The source of "do and then you'll be..."? Looking for suggestions.
August 2, 2012 7:43 PM   Subscribe

The source of "do and then you'll be..."? Looking for suggestions.

I'm looking to get a tattoo (my first!) and would like it to relate, whether symbolically or literally (perhaps a quote), to the idea that if you do something enough, if you put enough time and effort into something, then you will become an expert, so to speak, on that which you place your focus on.

I have a year left of my Ph.D. thesis, and I'm finding myself wracked with low self-esteem when reading others' books or articles. I constantly tell myself "how did they do this? how do they write so eloquently? I will never achieve this. I am such a fake." A friend of mine once related a story to me about a philosopher (if memory serves me correctly) who was asked by a student how he became a philosopher. His answer was something along the lines of "I did and I did and I did, and then I woke up one day and I was."

Does this (albeit mighty vague) story sound familiar to anyone? Could anyone point me to a quote, a book, or a fable that I could draw some inspiration from? I'm also keen on works of art that come to mind as well. I'm open to any and all suggestions! Thank you, MeFites.
posted by hollypolly to Writing & Language (11 answers total) 2 users marked this as a favorite
 
Fake it till you make it?
posted by Rhaomi at 8:18 PM on August 2, 2012


Aristotle: "We are what we repeatedly do."
posted by katyh at 8:40 PM on August 2, 2012 [4 favorites]




Existence precedes essence.
posted by wdenton at 8:51 PM on August 2, 2012


Can't find a definite source for it but this is usually claimed to be a "Samurai Maxim" or some such:
A man who has attained mastery of an art reveals it in his every action.
posted by XMLicious at 9:02 PM on August 2, 2012


Response by poster: Thank you, thank you, everyone!

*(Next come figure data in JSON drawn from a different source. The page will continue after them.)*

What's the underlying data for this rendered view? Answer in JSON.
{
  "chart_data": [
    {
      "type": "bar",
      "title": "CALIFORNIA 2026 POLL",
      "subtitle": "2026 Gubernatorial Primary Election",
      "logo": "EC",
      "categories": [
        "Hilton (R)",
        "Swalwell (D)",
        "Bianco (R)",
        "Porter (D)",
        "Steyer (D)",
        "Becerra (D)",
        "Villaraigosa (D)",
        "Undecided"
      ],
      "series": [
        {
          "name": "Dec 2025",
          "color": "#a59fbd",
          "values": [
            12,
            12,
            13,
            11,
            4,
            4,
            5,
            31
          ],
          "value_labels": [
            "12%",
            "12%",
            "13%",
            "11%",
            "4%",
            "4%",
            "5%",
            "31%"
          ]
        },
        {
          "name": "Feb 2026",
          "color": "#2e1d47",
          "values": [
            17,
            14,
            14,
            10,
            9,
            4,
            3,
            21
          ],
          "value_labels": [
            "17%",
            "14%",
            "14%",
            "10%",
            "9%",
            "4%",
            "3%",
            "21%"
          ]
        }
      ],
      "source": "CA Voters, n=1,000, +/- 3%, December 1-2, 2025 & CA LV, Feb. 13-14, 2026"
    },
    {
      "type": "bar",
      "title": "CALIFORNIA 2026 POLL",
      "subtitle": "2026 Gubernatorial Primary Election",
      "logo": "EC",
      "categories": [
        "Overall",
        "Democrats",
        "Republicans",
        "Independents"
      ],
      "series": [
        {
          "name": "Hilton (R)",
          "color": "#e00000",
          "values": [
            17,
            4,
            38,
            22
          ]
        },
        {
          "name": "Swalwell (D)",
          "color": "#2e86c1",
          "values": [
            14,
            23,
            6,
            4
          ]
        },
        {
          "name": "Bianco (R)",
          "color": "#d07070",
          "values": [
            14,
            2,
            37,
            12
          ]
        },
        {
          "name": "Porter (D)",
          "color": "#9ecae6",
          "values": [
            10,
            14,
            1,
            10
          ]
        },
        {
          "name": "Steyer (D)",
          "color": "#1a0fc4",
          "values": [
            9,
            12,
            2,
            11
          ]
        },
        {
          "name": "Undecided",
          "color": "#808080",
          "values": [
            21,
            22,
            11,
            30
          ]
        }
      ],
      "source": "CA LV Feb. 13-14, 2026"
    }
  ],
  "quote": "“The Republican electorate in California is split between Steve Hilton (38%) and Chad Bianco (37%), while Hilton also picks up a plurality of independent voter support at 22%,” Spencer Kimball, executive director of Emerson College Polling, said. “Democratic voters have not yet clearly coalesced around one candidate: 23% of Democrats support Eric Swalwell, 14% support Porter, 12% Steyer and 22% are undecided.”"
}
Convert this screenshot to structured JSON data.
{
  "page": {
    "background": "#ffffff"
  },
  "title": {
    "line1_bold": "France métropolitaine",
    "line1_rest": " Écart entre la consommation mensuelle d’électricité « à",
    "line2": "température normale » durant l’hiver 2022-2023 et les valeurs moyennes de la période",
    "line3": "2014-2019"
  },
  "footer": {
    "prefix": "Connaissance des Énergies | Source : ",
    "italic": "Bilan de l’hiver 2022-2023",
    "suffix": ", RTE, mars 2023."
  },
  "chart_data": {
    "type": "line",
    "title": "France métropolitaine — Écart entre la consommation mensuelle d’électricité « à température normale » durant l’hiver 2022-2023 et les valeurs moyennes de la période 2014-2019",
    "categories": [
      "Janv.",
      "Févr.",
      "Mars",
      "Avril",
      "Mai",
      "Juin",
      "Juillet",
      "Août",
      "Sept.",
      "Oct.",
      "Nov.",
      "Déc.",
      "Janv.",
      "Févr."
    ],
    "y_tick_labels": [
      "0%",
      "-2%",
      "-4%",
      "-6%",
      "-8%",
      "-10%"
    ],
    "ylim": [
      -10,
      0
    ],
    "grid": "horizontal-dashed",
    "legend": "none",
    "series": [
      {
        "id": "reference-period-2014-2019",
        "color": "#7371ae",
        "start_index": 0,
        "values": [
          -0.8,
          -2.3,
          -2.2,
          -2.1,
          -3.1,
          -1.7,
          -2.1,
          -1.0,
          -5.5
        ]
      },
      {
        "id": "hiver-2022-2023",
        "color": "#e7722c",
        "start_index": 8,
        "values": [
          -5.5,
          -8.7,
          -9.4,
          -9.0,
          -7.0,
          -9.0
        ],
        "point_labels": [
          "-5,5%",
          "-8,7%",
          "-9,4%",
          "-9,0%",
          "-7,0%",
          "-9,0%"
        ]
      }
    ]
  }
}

This is very helpful.
posted by hollypolly at 9:43 PM on August 2, 2012


Try not. Do, or do not. There is no try.

--YODA, Star Wars Episode V: The Empire Strikes Back
posted by likeso at 3:44 AM on August 3, 2012 [1 favorite]


There is an article I read years ago in the Midwest Studies In Philosophy by Fred Dretske which so perfectly captured the way my mind masters a subject that I copied its title, cut it out, and stuck it on my door: "If You Can't Make One, You Don't Know How It Works". That is kind of the contrapositive version of your idea.
posted by Harvey Kilobit at 4:44 AM on August 3, 2012


As Katyh says, Aristotle. The passage I'm aware of is in Nicomachean Ethics, Book 2, Chapter 1 "the virtues we get by first exercising them, as also happens in the case of the arts as well. For the things we have to learn before we can do them, we learn by doing them, e.g. men become builders by building and lyreplayers by playing the lyre; so too we become just by doing just acts, temperate by doing temperate acts, brave by doing brave acts..." and the rest of that chapter. Not very tattoo-friendly though.
http://www.constitution.org/ari/ethic_02.htm#2.1
posted by Gomoryhu at 5:14 AM on August 3, 2012


10,000 Hours (or maybe the number 10,000 -- Malcolm Gladwell's books The Outliers proposes that it takes 10,000 hours of doing something to become an expert)
posted by jabes at 6:58 AM on August 3, 2012


Relatedly, I think I first heard this from physical trainer Pavel Tsatsouline, but I don't know if it originated with him: "If you want to be able to lift heavy things… lift heavy things."